SE: I hate labeling shit, but I think it’s unavoidable. It’s noise - it’s always noise for me - that’s where my heart is, but I’m a fan of incorporating that with beats. I like the gung-ho aspect of noise, but I like order too. Anything that I’m working on is a mix of noise, heavy beats, and vocals. If I’m going to put a name to it, I’d say it’s techno-noise.

JR: So what do you think makes a piece of music compelling?

SE: For me, what makes something compelling in music or performance is the artist’s intent. I’m moved by the degree of intensity in an artist’s presentation - it becomes a genuine reflection of who they are. The artist performs because he or she has to perform. The creation process is one of survival. How much does the artist mean this?

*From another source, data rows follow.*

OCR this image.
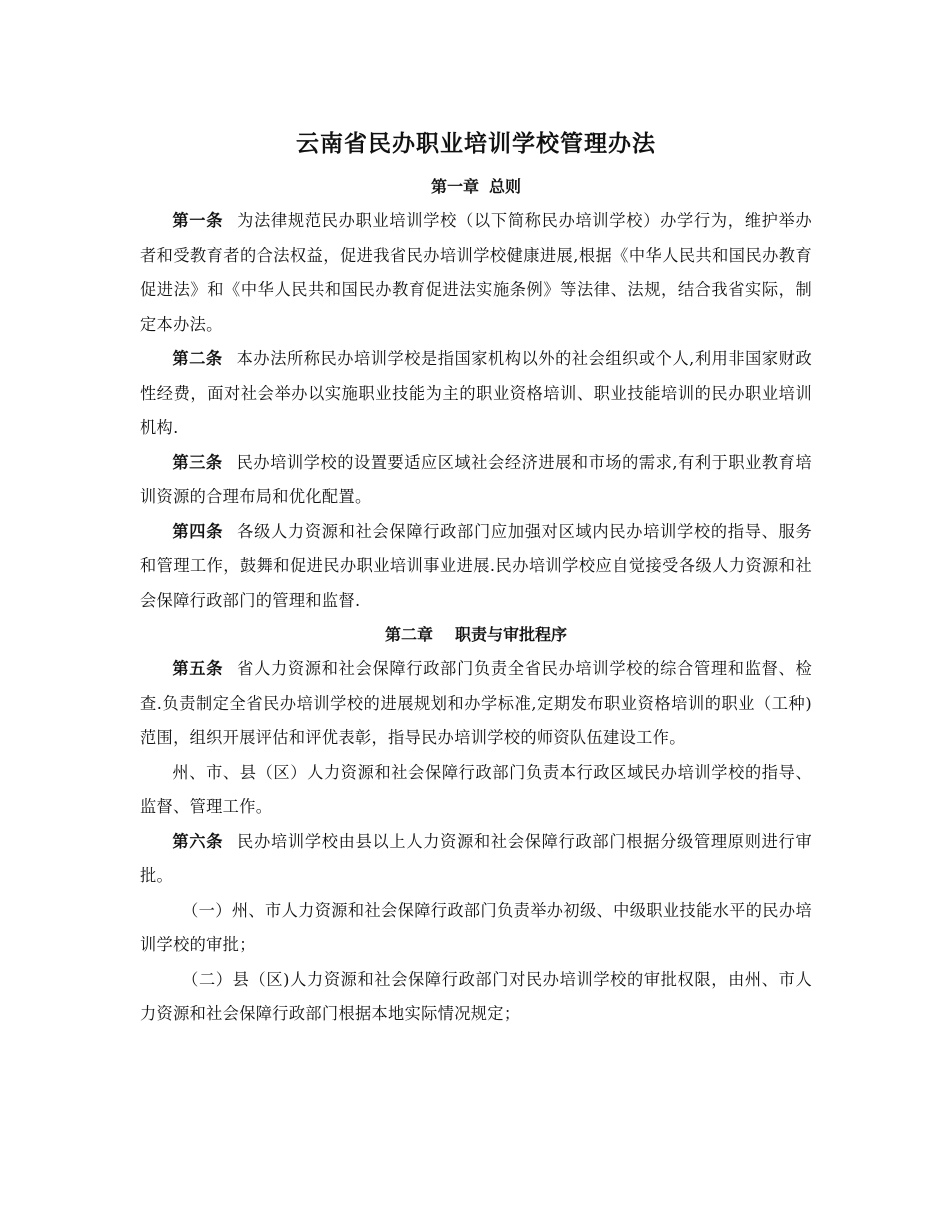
云南省民办职业培训学校管理办法
第一章 总则

第一条 为法律规范民办职业培训学校（以下简称民办培训学校）办学行为，维护举办者和受教育者的合法权益，促进我省民办培训学校健康进展,根据《中华人民共和国民办教育促进法》和《中华人民共和国民办教育促进法实施条例》等法律、法规，结合我省实际，制定本办法。

第二条 本办法所称民办培训学校是指国家机构以外的社会组织或个人,利用非国家财政性经费，面对社会举办以实施职业技能为主的职业资格培训、职业技能培训的民办职业培训机构.

第三条 民办培训学校的设置要适应区域社会经济进展和市场的需求,有利于职业教育培训资源的合理布局和优化配置。

第四条 各级人力资源和社会保障行政部门应加强对区域内民办培训学校的指导、服务和管理工作，鼓舞和促进民办职业培训事业进展.民办培训学校应自觉接受各级人力资源和社会保障行政部门的管理和监督.

第二章 职责与审批程序

第五条 省人力资源和社会保障行政部门负责全省民办培训学校的综合管理和监督、检查.负责制定全省民办培训学校的进展规划和办学标准,定期发布职业资格培训的职业（工种)范围，组织开展评估和评优表彰，指导民办培训学校的师资队伍建设工作。

州、市、县（区）人力资源和社会保障行政部门负责本行政区域民办培训学校的指导、监督、管理工作。

第六条 民办培训学校由县以上人力资源和社会保障行政部门根据分级管理原则进行审批。

（一）州、市人力资源和社会保障行政部门负责举办初级、中级职业技能水平的民办培训学校的审批；

（二）县（区)人力资源和社会保障行政部门对民办培训学校的审批权限，由州、市人力资源和社会保障行政部门根据本地实际情况规定；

JR: Do you feel you have to create?

SE: I’ve had periods when I’ve felt creatively paralyzed, but yes, I do. That’s a driving force in my life.

JR: Well, that’s all I’ve got. Anything else you’d like to say?

SE: I’m grateful for the artists unafraid to explore new territory, disregard preconceived norms, and express emotion publicly. When I stop seeing people perform, my inspiration goes into a lull or a limbo. I’ll go out and see an awesome performance and be reignited. I feed off artists. Forget me. If I get the chance to perform or do something musically, I’m thankful, but without others, I’m nothing. To me, that’s the importance.